Le cœur battant, j'attrape Liv par le bras, laisse quelques dollars sur le comptoir et me précipite vers la sortie en vérifiant bien que le mec ne nous suit pas.

— Mais... Gale !

Qu'est-ce que cet enfoiré foutait encore là ? Qu'est-ce qu'il me veut ? Incapable de gérer la méfiance qui me tiraille, j'accélère le pas.

— Gale ?

Ça ne peut pas être une coïncidence, c'est impossible, je n'y crois pas. Croiser un type qui semble en savoir long sur mon compte deux fois de suite alors que je côtoie ce bar quotidiennement depuis presque trois ans, c'est tout ce qu'on veut, sauf un simple concours de circonstances. Sans compter que Savannah était avec lui la première fois que je l'ai vu.

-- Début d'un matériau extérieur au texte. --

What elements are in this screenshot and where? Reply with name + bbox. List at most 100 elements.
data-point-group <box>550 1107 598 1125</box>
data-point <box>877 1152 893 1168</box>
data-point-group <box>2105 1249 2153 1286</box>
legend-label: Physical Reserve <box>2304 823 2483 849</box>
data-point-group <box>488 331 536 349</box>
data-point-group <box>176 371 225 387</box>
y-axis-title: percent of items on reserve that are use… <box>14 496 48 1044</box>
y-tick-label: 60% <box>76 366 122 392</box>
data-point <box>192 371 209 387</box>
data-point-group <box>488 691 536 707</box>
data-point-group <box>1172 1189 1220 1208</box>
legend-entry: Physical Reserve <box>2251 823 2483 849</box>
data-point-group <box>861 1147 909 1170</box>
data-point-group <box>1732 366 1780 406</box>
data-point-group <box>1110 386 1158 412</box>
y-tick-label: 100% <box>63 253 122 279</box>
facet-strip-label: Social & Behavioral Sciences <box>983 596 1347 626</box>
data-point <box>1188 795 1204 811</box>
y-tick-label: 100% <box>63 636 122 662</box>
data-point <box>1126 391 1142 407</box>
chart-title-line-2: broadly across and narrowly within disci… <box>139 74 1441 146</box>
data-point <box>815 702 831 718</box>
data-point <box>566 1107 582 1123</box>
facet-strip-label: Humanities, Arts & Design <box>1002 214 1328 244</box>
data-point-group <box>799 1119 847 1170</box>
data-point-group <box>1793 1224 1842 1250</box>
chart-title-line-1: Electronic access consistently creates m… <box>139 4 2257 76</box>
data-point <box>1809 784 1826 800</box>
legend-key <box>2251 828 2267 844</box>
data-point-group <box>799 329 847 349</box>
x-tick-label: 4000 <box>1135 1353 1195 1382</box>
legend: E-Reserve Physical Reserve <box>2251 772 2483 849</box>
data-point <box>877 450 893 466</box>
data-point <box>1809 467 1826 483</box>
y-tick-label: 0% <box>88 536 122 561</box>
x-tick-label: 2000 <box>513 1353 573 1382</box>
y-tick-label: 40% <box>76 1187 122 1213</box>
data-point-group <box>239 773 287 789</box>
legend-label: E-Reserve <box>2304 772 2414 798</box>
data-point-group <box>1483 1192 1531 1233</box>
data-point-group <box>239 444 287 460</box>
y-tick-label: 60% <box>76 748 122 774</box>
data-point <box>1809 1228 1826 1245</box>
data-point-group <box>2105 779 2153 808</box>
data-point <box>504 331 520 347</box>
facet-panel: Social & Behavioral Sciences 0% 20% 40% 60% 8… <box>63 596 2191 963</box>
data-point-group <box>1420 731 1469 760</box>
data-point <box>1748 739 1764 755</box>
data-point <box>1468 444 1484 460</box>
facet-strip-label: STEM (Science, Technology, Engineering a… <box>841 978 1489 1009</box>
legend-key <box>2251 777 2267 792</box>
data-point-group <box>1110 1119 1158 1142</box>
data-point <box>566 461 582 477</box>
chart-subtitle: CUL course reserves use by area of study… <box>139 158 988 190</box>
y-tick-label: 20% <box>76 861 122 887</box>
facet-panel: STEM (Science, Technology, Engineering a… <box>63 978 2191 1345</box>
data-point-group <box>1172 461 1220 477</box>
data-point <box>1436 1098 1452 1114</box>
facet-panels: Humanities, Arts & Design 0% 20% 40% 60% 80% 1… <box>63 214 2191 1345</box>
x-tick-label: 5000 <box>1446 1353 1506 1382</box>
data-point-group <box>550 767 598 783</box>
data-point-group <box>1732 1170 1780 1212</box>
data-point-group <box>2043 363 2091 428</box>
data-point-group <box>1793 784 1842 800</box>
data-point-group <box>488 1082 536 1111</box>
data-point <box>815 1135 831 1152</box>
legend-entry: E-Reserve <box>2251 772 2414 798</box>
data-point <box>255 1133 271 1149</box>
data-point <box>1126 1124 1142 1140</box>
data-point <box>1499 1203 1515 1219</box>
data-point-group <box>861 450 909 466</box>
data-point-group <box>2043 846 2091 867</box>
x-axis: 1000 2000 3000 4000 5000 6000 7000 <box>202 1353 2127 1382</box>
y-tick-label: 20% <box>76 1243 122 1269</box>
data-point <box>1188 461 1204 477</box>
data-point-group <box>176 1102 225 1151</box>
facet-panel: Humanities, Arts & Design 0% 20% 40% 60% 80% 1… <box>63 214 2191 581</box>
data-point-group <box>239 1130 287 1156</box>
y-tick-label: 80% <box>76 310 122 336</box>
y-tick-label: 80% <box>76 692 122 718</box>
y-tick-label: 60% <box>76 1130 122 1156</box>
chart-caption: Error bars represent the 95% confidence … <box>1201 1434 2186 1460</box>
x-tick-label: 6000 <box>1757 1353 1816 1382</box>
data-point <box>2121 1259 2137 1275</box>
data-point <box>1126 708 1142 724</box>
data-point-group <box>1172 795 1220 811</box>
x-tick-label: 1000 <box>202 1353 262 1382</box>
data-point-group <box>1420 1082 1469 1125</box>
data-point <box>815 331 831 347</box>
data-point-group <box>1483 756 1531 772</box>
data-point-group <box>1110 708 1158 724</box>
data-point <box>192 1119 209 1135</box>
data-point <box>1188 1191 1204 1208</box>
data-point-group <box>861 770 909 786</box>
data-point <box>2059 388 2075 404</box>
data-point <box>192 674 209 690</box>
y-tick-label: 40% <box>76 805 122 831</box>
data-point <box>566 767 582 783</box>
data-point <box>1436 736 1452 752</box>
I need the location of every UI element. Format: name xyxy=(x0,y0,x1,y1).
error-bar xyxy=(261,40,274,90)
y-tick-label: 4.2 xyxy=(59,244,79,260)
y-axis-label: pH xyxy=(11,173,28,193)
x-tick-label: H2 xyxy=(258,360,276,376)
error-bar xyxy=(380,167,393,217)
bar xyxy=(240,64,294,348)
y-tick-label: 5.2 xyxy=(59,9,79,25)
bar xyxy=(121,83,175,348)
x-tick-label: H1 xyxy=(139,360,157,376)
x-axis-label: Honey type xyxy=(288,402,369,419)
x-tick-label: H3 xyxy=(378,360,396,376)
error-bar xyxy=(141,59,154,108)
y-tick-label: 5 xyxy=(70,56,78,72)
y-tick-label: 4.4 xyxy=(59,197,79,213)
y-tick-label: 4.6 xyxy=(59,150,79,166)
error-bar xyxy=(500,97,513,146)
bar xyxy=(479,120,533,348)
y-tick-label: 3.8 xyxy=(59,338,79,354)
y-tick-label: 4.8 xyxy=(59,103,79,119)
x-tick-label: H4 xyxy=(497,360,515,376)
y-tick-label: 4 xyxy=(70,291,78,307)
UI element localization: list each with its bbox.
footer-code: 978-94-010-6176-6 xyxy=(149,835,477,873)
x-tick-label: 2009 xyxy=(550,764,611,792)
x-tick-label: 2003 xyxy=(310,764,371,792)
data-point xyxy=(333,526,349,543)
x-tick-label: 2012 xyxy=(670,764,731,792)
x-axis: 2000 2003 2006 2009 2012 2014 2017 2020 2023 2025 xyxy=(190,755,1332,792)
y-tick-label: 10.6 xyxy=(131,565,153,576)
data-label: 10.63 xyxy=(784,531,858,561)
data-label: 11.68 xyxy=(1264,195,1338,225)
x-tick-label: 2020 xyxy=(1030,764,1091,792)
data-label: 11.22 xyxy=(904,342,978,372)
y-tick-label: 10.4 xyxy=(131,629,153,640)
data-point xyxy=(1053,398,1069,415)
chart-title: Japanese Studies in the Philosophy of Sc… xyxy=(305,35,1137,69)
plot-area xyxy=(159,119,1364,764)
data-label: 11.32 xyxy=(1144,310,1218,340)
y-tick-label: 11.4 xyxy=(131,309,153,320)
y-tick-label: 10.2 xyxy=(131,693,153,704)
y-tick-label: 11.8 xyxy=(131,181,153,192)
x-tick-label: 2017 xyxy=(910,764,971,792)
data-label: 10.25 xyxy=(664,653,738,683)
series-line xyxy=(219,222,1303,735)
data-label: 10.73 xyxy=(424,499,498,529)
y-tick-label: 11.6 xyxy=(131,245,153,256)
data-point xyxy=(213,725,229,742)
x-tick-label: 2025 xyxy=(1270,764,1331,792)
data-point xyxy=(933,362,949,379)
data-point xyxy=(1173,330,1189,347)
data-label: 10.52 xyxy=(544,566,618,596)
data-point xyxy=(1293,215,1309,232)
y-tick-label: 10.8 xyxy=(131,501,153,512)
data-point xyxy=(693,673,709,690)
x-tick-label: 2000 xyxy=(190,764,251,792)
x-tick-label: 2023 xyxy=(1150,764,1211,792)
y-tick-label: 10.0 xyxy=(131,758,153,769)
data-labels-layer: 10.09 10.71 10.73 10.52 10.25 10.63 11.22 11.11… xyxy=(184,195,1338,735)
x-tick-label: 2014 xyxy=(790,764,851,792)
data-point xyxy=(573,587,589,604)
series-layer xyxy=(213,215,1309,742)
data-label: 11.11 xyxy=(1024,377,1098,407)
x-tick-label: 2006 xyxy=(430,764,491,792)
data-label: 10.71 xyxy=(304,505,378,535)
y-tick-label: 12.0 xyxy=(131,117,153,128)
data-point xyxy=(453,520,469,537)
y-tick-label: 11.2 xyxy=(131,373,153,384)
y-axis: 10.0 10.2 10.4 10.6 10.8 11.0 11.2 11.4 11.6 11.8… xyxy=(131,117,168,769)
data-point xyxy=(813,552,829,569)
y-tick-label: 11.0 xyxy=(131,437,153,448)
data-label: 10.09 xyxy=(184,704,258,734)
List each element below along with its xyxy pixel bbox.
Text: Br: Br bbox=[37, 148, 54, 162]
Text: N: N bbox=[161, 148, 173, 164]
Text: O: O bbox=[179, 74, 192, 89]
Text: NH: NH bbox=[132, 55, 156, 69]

— Gale, je te parle ! s'écrie Liv en s'arrêtant au beau milieu du trottoir.

— Avance, ordonné-je en jetant un œil anxieux derrière nous.

— Non, pas tant que tu m'expliqueras pas ce qui se passe.

— Putain, Liv, s'il te plait, la supplié-je presque, scrutant toujours les alentours.

— Gale, regarde-moi.

Ses mains fraîches se déposent sur mes joues et je stoppe mon inspection frénétique. Concentré sur son air inquiet, je parviens petit à petit à retrouver mes esprits et à sortir de ma paranoïa. Le blond ne nous a pas suivis, il n'a même pas eu l'air de prêter attention à nous. Peut-être qu'il ne nous voulait aucun mal finalement... ou peut-être que c'est Lola qui l'a envoyé pour nous surveiller et que c'est pour cette raison qu'il ne nous a pas encore attaqués.

— Est-ce que c'est Lola ? Est-ce qu'on est en danger ?

La voix soudain moins confiante de Liv me coupe une nouvelle fois dans mes réflexions, et je reviens à la réalité. J'attrape ses mains dans les miennes pour qu'elles quittent mon visage, inspire un grand coup puis m'oblige à reprendre contenance. Se maîtriser, rester solide.

— Non, c'est pas Lola. C'est rien. T'en fais pas, marmonné-je en lâchant ses doigts.

— Arrête de me prendre pour une conne ! s'énerve-t-elle avec de grands gestes. La seule fois où je t'ai vu réagir comme ça, deux mecs nous suivaient et j'ai été obligée de me barrer en courant !

Je serre les dents, mais ne prononce pas le moindre mot. Le pouce et l'index sur l'arête de son nez, on dirait que Liv prend sur elle pour se calmer et ne pas m'exploser à la figure.

— Ce n'est pas en me cachant la vérité que tu me protégeras de quoi que ce soit, articule-t-elle en croisant les bras sur son buste.

L'image de Wayne qui se détruit à petit feu à la suite du silence de West s'impose à moi et mon estomac se noue. Elle a raison, ce genre de silence peut tout anéantir.

— Un soir, j'étais au bar et un mec est venu me taper la discute. Au début je pensais que c'était juste un connard qui aimait se mêler des affaires des autres, mais il m'a vite fait comprendre qu'il savait qui j'étais. Il connaissait des trucs sur moi que personne n'est censé savoir. Je l'avais jamais vu avant ce jour-là, et aujourd'hui juste après ton retour et celui de West de votre rendez-vous avec Lola, il se repointe ici en même temps que moi ? Je suis peut-être parano, mais j'arrive pas à croire que ce soit juste un hasard. J'ai pas envie de prendre de risque, Liv.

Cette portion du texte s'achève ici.